Introduction  In the context of the "30·60" carbon peak and neutrality targets, this paper’s purpose is to address the problem of poor power balance performance in integrated energy systems caused by the uncertainty and discontinuity of renewable energy.

  Method  This paper constructed a hydrogen-electricity coupling link that included hydrogen production from electrolyzed water coupled with gas hydrogen blending technology and hydrogen storage, established a punishment mechanism for wind and solar curtailment, and constructed an optimization and scheduling model for integrated energy system that included hydrogen-electricity coupling link. To address the problems of getting stuck in local optima and slow convergence speed during the solution process, the Pied Kingfisher Optimizer (PKO) algorithm was introduced.

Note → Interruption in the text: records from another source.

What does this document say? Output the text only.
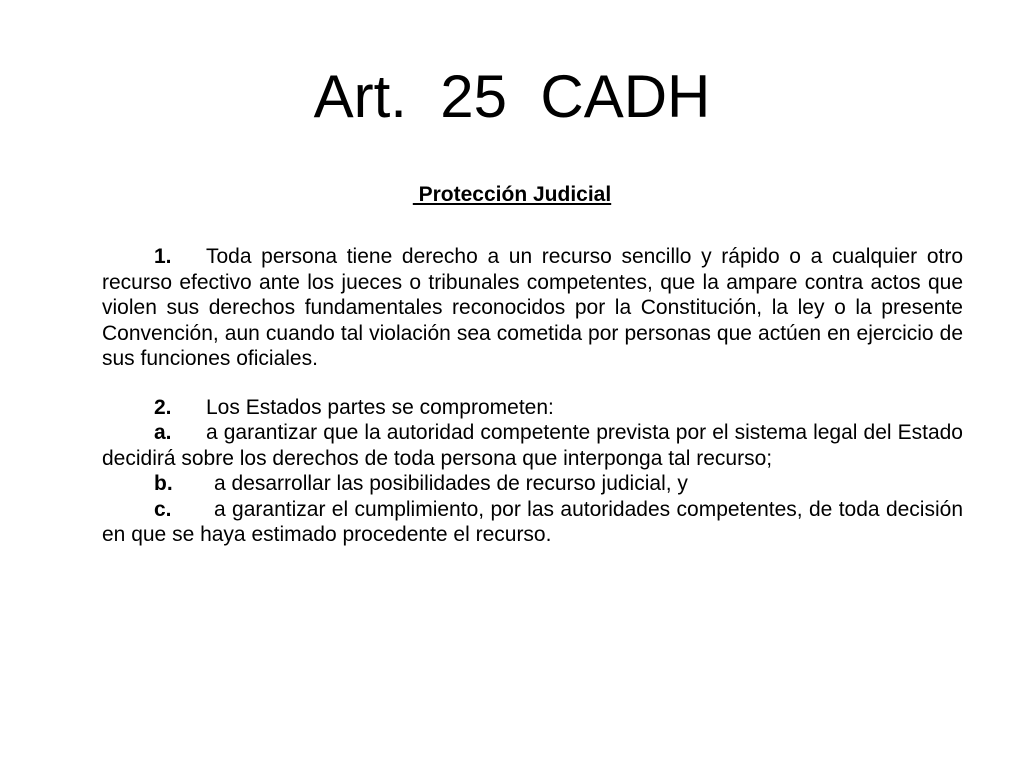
Art.  25  CADH
Protección Judicial

1. Toda persona tiene derecho a un recurso sencillo y rápido o a cualquier otro recurso efectivo ante los jueces o tribunales competentes, que la ampare contra actos que violen sus derechos fundamentales reconocidos por la Constitución, la ley o la presente Convención, aun cuando tal violación sea cometida por personas que actúen en ejercicio de sus funciones oficiales.

2. Los Estados partes se comprometen:

a. a garantizar que la autoridad competente prevista por el sistema legal del Estado decidirá sobre los derechos de toda persona que interponga tal recurso;

b. a desarrollar las posibilidades de recurso judicial, y

c. a garantizar el cumplimiento, por las autoridades competentes, de toda decisión en que se haya estimado procedente el recurso.
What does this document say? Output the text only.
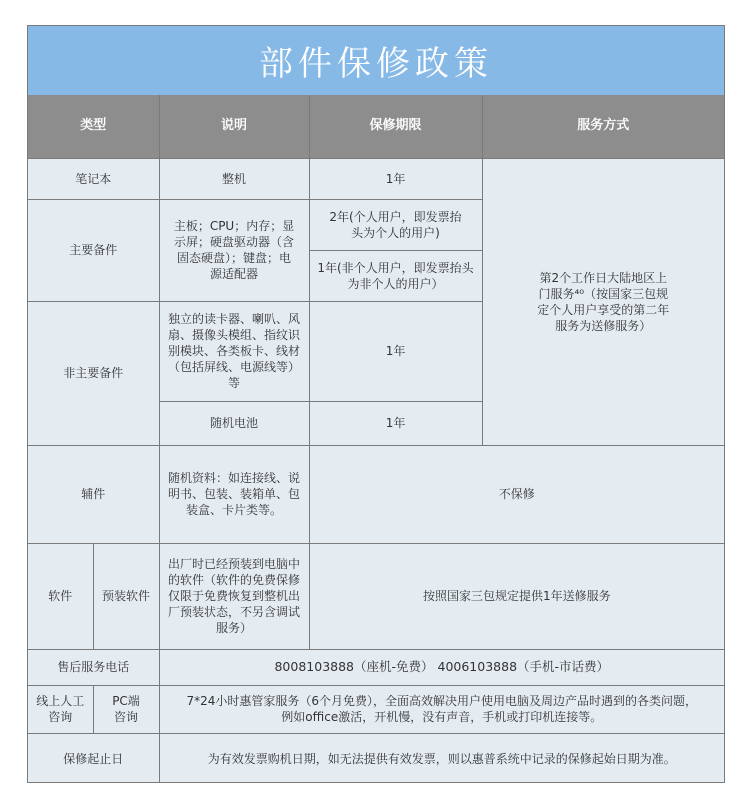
部件保修政策
类型		说明	保修期限	服务方式
笔记本		整机	1年	第2个工作日大陆地区上门服务⁴⁰（按国家三包规定个人用户享受的第二年服务为送修服务）
主要备件		主板；CPU；内存；显示屏；硬盘驱动器（含固态硬盘）；键盘；电源适配器	2年(个人用户，即发票抬头为个人的用户)	
			1年(非个人用户，即发票抬头为非个人的用户）	
非主要备件		独立的读卡器、喇叭、风扇、摄像头模组、指纹识别模块、各类板卡、线材（包括屏线、电源线等）等	1年	
		随机电池	1年	
辅件		随机资料：如连接线、说明书、包装、装箱单、包装盒、卡片类等。	不保修	
软件	预装软件	出厂时已经预装到电脑中的软件（软件的免费保修仅限于免费恢复到整机出厂预装状态，不另含调试服务）	按照国家三包规定提供1年送修服务	
售后服务电话		8008103888（座机-免费） 4006103888（手机-市话费）		
线上人工咨询	PC端咨询	7*24小时惠管家服务（6个月免费），全面高效解决用户使用电脑及周边产品时遇到的各类问题，例如office激活，开机慢，没有声音，手机或打印机连接等。		
保修起止日		为有效发票购机日期，如无法提供有效发票，则以惠普系统中记录的保修起始日期为准。		
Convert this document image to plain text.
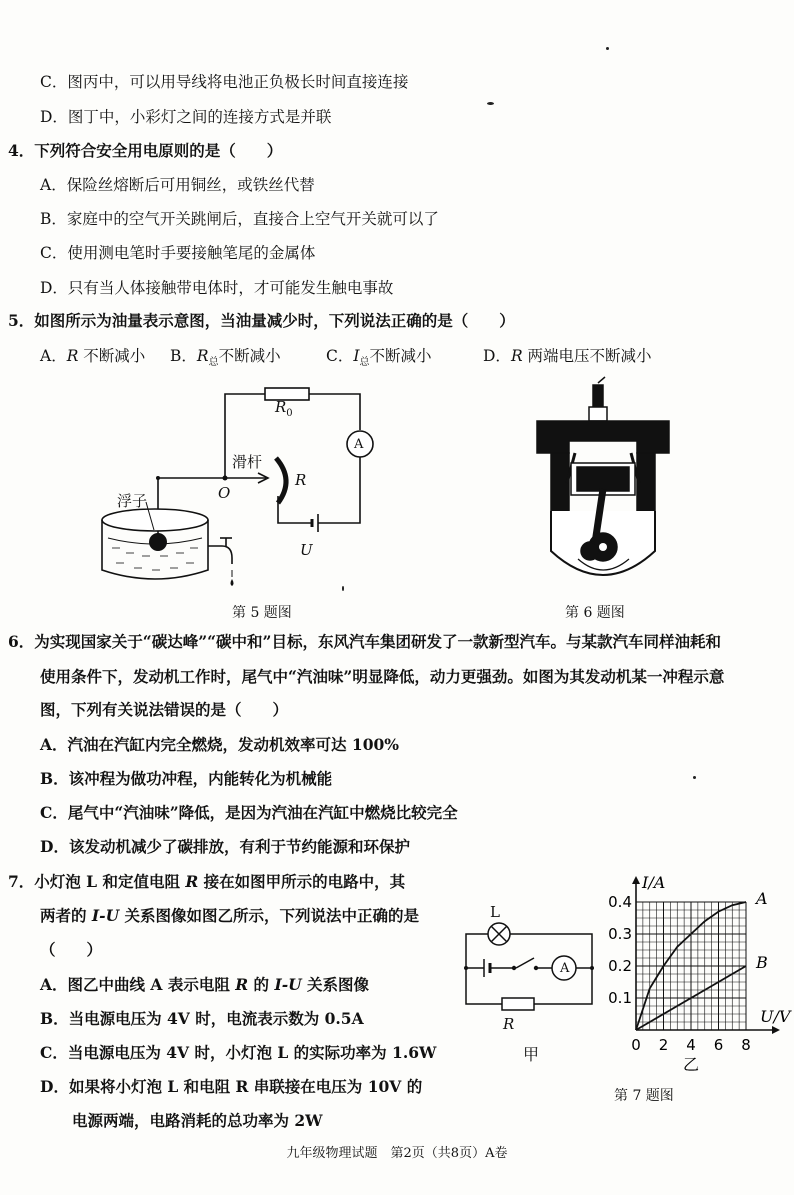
C．图丙中，可以用导线将电池正负极长时间直接连接
D．图丁中，小彩灯之间的连接方式是并联
4．下列符合安全用电原则的是（　　）
A．保险丝熔断后可用铜丝，或铁丝代替
B．家庭中的空气开关跳闸后，直接合上空气开关就可以了
C．使用测电笔时手要接触笔尾的金属体
D．只有当人体接触带电体时，才可能发生触电事故
5．如图所示为油量表示意图，当油量减少时，下列说法正确的是（　　）
A．R 不断减小 B．$R_总$不断减小	C．$I_总$不断减小	D．R 两端电压不断减小
$R_0$
A
滑杆
O
R
浮子
U
第 5 题图	第 6 题图
6．为实现国家关于“碳达峰”“碳中和”目标，东风汽车集团研发了一款新型汽车。与某款汽车同样油耗和
使用条件下，发动机工作时，尾气中“汽油味”明显降低，动力更强劲。如图为其发动机某一冲程示意
图，下列有关说法错误的是（　　）
A．汽油在汽缸内完全燃烧，发动机效率可达 100%
B．该冲程为做功冲程，内能转化为机械能
C．尾气中“汽油味”降低，是因为汽油在汽缸中燃烧比较完全
D．该发动机减少了碳排放，有利于节约能源和环保护
7．小灯泡 L 和定值电阻 R 接在如图甲所示的电路中，其
两者的 I-U 关系图像如图乙所示，下列说法中正确的是
（　　）
A．图乙中曲线 A 表示电阻 R 的 I-U 关系图像
B．当电源电压为 4V 时，电流表示数为 0.5A
C．当电源电压为 4V 时，小灯泡 L 的实际功率为 1.6W
D．如果将小灯泡 L 和电阻 R 串联接在电压为 10V 的
电源两端，电路消耗的总功率为 2W
L
A
R
甲	0 2 4 6 8
0.1
0.2
0.3
0.4
I/A
U/V
A
B
乙
第 7 题图
九年级物理试题　第2页（共8页）A卷
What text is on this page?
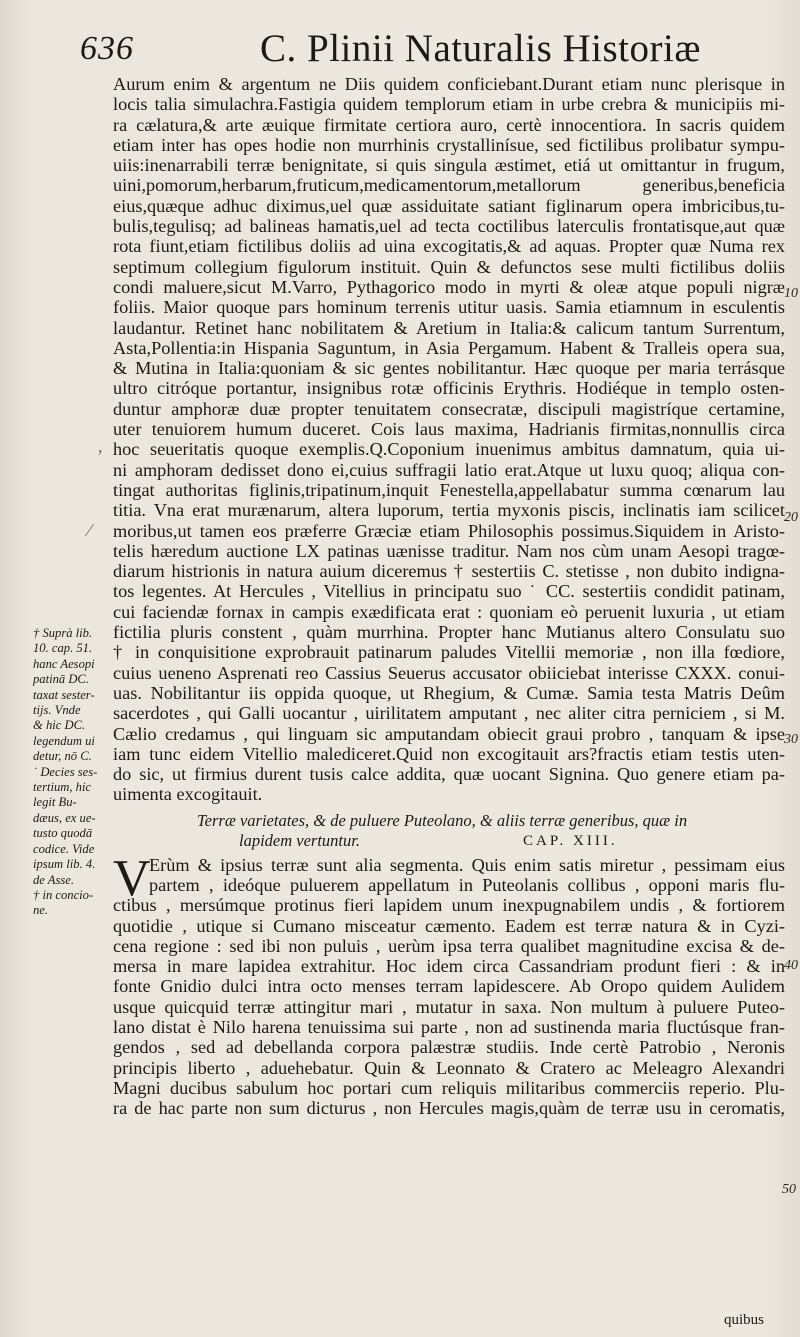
636	C. Plinii Naturalis Historiæ
Aurum enim & argentum ne Diis quidem conficiebant.Durant etiam nunc plerisque in
locis talia simulachra.Fastigia quidem templorum etiam in urbe crebra & municipiis mi-
ra cælatura,& arte æuique firmitate certiora auro, certè innocentiora. In sacris quidem
etiam inter has opes hodie non murrhinis crystallinísue, sed fictilibus prolibatur sympu-
uiis:inenarrabili terræ benignitate, si quis singula æstimet, etiá ut omittantur in frugum,
uini,pomorum,herbarum,fruticum,medicamentorum,metallorum generibus,beneficia
eius,quæque adhuc diximus,uel quæ assiduitate satiant figlinarum opera imbricibus,tu-
bulis,tegulisq; ad balineas hamatis,uel ad tecta coctilibus laterculis frontatisque,aut quæ
rota fiunt,etiam fictilibus doliis ad uina excogitatis,& ad aquas. Propter quæ Numa rex
septimum collegium figulorum instituit. Quin & defunctos sese multi fictilibus doliis
condi maluere,sicut M.Varro, Pythagorico modo in myrti & oleæ atque populi nigræ
foliis. Maior quoque pars hominum terrenis utitur uasis. Samia etiamnum in esculentis
laudantur. Retinet hanc nobilitatem & Aretium in Italia:& calicum tantum Surrentum,
Asta,Pollentia:in Hispania Saguntum, in Asia Pergamum. Habent & Tralleis opera sua,
& Mutina in Italia:quoniam & sic gentes nobilitantur. Hæc quoque per maria terrásque
ultro citróque portantur, insignibus rotæ officinis Erythris. Hodiéque in templo osten-
duntur amphoræ duæ propter tenuitatem consecratæ, discipuli magistríque certamine,
uter tenuiorem humum duceret. Cois laus maxima, Hadrianis firmitas,nonnullis circa
hoc seueritatis quoque exemplis.Q.Coponium inuenimus ambitus damnatum, quia ui-
ni amphoram dedisset dono ei,cuius suffragii latio erat.Atque ut luxu quoq; aliqua con-
tingat authoritas figlinis,tripatinum,inquit Fenestella,appellabatur summa cœnarum lau
titia. Vna erat murænarum, altera luporum, tertia myxonis piscis, inclinatis iam scilicet
moribus,ut tamen eos præferre Græciæ etiam Philosophis possimus.Siquidem in Aristo-
telis hæredum auctione LX patinas uænisse traditur. Nam nos cùm unam Aesopi tragœ-
diarum histrionis in natura auium diceremus † sestertiis C. stetisse , non dubito indigna-
tos legentes. At Hercules , Vitellius in principatu suo ˙ CC. sestertiis condidit patinam,
cui faciendæ fornax in campis exædificata erat : quoniam eò peruenit luxuria , ut etiam
fictilia pluris constent , quàm murrhina. Propter hanc Mutianus altero Consulatu suo
† in conquisitione exprobrauit patinarum paludes Vitellii memoriæ , non illa fœdiore,
cuius ueneno Asprenati reo Cassius Seuerus accusator obiiciebat interisse CXXX. conui-
uas. Nobilitantur iis oppida quoque, ut Rhegium, & Cumæ. Samia testa Matris Deûm
sacerdotes , qui Galli uocantur , uirilitatem amputant , nec aliter citra perniciem , si M.
Cælio credamus , qui linguam sic amputandam obiecit graui probro , tanquam & ipse
iam tunc eidem Vitellio malediceret.Quid non excogitauit ars?fractis etiam testis uten-
do sic, ut firmius durent tusis calce addita, quæ uocant Signina. Quo genere etiam pa-
uimenta excogitauit.
Terræ varietates, & de puluere Puteolano, & aliis terræ generibus, quæ in
lapidem vertuntur.	CAP. XIII.
V
Erùm & ipsius terræ sunt alia segmenta. Quis enim satis miretur , pessimam eius
partem , ideóque puluerem appellatum in Puteolanis collibus , opponi maris flu-
ctibus , mersúmque protinus fieri lapidem unum inexpugnabilem undis , & fortiorem
quotidie , utique si Cumano misceatur cæmento. Eadem est terræ natura & in Cyzi-
cena regione : sed ibi non puluis , uerùm ipsa terra qualibet magnitudine excisa & de-
mersa in mare lapidea extrahitur. Hoc idem circa Cassandriam produnt fieri : & in
fonte Gnidio dulci intra octo menses terram lapidescere. Ab Oropo quidem Aulidem
usque quicquid terræ attingitur mari , mutatur in saxa. Non multum à puluere Puteo-
lano distat è Nilo harena tenuissima sui parte , non ad sustinenda maria fluctúsque fran-
gendos , sed ad debellanda corpora palæstræ studiis. Inde certè Patrobio , Neronis
principis liberto , aduehebatur. Quin & Leonnato & Cratero ac Meleagro Alexandri
Magni ducibus sabulum hoc portari cum reliquis militaribus commerciis reperio. Plu-
ra de hac parte non sum dicturus , non Hercules magis,quàm de terræ usu in ceromatis,
† Suprà lib.
10. cap. 51.
hanc Aesopi
patinā DC.
taxat sester-
tijs. Vnde
& hic DC.
legendum ui
detur, nō C.
˙ Decies ses-
tertium, hic
legit Bu-
dæus, ex ue-
tusto quodā
codice. Vide
ipsum lib. 4.
de Asse.
† in concio-
ne.
10
20
30
40
50
,
⁄
quibus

  Result   The model aims to minimize the total system cost as the objective function, and solves for the optimal scheduling results of the output of each energy network unit; Compared with traditional optimization algorithms, PKO has a faster convergence speed and is better able to achieve the goal of global optimal solution.

  Conclusion  Case analysis indicates that using the model and method proposed in this paper reduces the total cost by 15.04% and 6.99% respectively compared to other schemes, effectively improving the utilization level of new energy in the integrated energy system, reducing the total system cost, and making it more economical.